Os incêndios florestais constituem uma fonte significativa tanto de gases de efeito estufa quanto de poluentes atmosféricos. A fumaça das queimadas pode viajar milhares de quilômetros, afetando a saúde humana e o balanço de radiação atmosférica. O Brasil assumiu o compromisso de eliminar o desmatamento da Amazônia até 2035, e esperamos cumprir logo a meta. É fundamental lembrar que precisamos acabar com a exploração e uso de combustíveis fósseis o quanto antes, se quisermos garantir um clima habitável nas próximas décadas e séculos.
A qualidade do ar ainda não está, porém, sistematicamente incorporada nas negociações climáticas internacionais, como a COP30. Seus impactos econômicos e sobre a saúde humana continuam sub-representados nos compromissos climáticos formais e nas Contribuições Nacionalmente Determinadas (NDCs) da maioria dos países, inclusive do Brasil. Integrar políticas de redução de gases de efeito estufa e de poluentes de vida curta pode acelerar a transição para economias de baixo carbono, com benefícios expressivos para a saúde pública, a economia e o clima do planeta.
O termo “Alvo Duplo” do título se refere:
À responsabilidade tanto dos países do sul global quanto do norte global de combater os gases poluentes da atmosfera.
À necessidade de combater simultaneamente o CO₂ e os poluentes de vida curta.
À contradição entre clima e economia.
À meta de reduzir a poluição urbana e o desmatamento.

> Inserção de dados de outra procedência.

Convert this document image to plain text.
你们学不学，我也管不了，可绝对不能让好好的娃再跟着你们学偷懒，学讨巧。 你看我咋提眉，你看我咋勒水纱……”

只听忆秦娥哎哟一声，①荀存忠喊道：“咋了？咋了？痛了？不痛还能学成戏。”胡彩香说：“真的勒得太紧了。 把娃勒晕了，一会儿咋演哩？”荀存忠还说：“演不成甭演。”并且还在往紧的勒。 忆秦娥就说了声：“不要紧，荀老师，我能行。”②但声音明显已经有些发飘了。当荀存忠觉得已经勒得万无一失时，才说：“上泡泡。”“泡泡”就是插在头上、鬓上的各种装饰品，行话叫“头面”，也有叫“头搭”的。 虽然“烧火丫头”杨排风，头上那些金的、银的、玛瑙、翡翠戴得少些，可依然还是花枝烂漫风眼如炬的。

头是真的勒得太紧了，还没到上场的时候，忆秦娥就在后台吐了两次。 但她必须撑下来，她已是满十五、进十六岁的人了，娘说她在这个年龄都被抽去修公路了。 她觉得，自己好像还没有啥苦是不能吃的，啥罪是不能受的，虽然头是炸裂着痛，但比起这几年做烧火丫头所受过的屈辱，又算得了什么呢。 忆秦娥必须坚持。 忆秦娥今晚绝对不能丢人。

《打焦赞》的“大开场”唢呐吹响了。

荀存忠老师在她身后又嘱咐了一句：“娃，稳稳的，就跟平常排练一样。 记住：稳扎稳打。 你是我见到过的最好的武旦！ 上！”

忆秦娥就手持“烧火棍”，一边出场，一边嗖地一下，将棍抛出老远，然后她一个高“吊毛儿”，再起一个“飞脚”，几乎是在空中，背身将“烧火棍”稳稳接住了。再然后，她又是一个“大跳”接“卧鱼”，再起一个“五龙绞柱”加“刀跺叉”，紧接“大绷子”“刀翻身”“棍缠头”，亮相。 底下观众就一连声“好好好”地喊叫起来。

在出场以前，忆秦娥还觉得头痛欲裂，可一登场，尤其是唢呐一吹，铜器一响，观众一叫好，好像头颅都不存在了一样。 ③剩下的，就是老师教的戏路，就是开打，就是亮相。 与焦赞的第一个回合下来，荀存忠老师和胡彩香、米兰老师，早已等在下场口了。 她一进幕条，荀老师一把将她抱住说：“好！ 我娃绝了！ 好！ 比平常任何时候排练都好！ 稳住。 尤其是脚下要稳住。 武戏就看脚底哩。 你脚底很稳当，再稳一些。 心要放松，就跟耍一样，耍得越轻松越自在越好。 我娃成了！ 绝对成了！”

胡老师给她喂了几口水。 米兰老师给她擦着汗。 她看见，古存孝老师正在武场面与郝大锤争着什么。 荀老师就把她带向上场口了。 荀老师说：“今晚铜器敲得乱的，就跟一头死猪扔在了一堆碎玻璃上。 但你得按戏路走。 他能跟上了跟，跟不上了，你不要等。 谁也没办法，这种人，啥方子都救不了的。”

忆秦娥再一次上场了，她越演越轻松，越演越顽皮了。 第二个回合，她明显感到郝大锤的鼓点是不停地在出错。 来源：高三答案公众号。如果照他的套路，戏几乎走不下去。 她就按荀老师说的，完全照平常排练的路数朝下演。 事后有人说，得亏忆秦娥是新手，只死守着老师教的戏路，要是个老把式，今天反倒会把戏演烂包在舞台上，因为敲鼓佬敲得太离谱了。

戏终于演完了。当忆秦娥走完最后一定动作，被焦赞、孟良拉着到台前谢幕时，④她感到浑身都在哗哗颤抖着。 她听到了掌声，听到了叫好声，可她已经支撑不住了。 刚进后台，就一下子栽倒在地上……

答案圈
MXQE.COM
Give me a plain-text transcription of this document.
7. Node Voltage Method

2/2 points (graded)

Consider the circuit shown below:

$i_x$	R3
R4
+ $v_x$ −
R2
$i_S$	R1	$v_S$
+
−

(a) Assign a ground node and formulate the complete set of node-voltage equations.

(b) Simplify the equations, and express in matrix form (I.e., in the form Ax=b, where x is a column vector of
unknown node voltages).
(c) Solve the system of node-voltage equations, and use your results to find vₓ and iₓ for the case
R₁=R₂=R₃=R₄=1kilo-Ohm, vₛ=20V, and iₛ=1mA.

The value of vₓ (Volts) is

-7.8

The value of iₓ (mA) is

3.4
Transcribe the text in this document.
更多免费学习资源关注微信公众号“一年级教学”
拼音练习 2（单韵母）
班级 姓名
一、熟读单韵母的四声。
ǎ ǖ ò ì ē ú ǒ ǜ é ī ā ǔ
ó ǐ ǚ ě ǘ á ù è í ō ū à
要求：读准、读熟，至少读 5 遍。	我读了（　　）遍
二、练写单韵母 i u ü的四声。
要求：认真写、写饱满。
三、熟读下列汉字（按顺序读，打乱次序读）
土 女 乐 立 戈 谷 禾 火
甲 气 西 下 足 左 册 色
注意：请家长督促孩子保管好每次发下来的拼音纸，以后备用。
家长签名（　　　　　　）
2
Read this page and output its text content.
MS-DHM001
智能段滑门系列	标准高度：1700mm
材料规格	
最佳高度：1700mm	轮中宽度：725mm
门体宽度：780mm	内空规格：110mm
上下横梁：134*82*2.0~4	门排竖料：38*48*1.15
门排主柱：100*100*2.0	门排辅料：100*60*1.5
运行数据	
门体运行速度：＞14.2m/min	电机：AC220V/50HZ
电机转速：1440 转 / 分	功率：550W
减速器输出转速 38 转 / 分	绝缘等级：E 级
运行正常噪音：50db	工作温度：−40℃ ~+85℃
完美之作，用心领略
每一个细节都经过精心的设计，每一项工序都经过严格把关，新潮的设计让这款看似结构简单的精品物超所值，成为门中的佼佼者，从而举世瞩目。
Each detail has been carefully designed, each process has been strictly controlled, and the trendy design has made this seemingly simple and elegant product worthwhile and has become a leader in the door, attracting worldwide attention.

O texto alerta que o metano e o black carbon:
Afetam o clima, mas não interferem na saúde humana.
São menos preocupantes que o CO₂ e não afetam o ar.
Têm impacto apenas sobre a agricultura e nas altas temperaturas das cidades.
Agravam o aquecimento global e a poluição urbana, causando mortes e prejuízos econômicos.
O autor defende o combate aos poluentes de vida curta porque:
Porque desaparecem rapidamente e não causam danos.
Porque sua presença na atmosfera tem relação com o aquecimento global.
Porque geram resultados positivos mais rápidos para o clima.
Porque são mais fáceis de medir.
Ao afirmar que a poluição do ar e as mudanças climáticas são “profundamente interconectadas”, o autor:
Defende que cada país deve escolher qual problema priorizar.
Afirma que reduzir um problema agrava o outro.
Indica que são fenômenos parecidos, apesar de apresentarem pouca ou nenhuma relação.
Mostra que políticas ambientais integradas produzem resultados mais amplos.
A tirinha reforça a mensagem dos artigos de opinião porque:
Mostra, de forma simples, a responsabilidade dos adultos sobre o futuro ambiental.
Apresenta os temas dos dois artigos de opinião de forma humorada.
Critica as políticas ambientais, contradizendo os artigos de opinião.
Mostra, de forma humorada, a importância de ações imediatas no combate às mudanças climáticas.
Os três textos (os dois artigos de opinião e a tirinha) tratam de formas diferentes de conscientizar o leitor sobre a urgência de preservar o meio ambiente.
Com base neles, qual das alternativas melhor resume a diferença na estratégia argumentativa usada em cada texto?
Os artigos de opinião utilizam argumentos científicos e apelos emocionais, enquanto a tirinha se em humos e linguagem objetiva.
Os artigos de opinião defendem ideias com base em informações e dados científicos, enquanto a tirinha sensibiliza o leitor por meio de apelo emocional e linguagem simples.
Todos os textos usam o mesmo tipo de argumento, com foco em dados técnicos sobre o meio ambiente.
A tirinha e os artigos de opinião apresentam humor como principal recurso para convencer o leitor.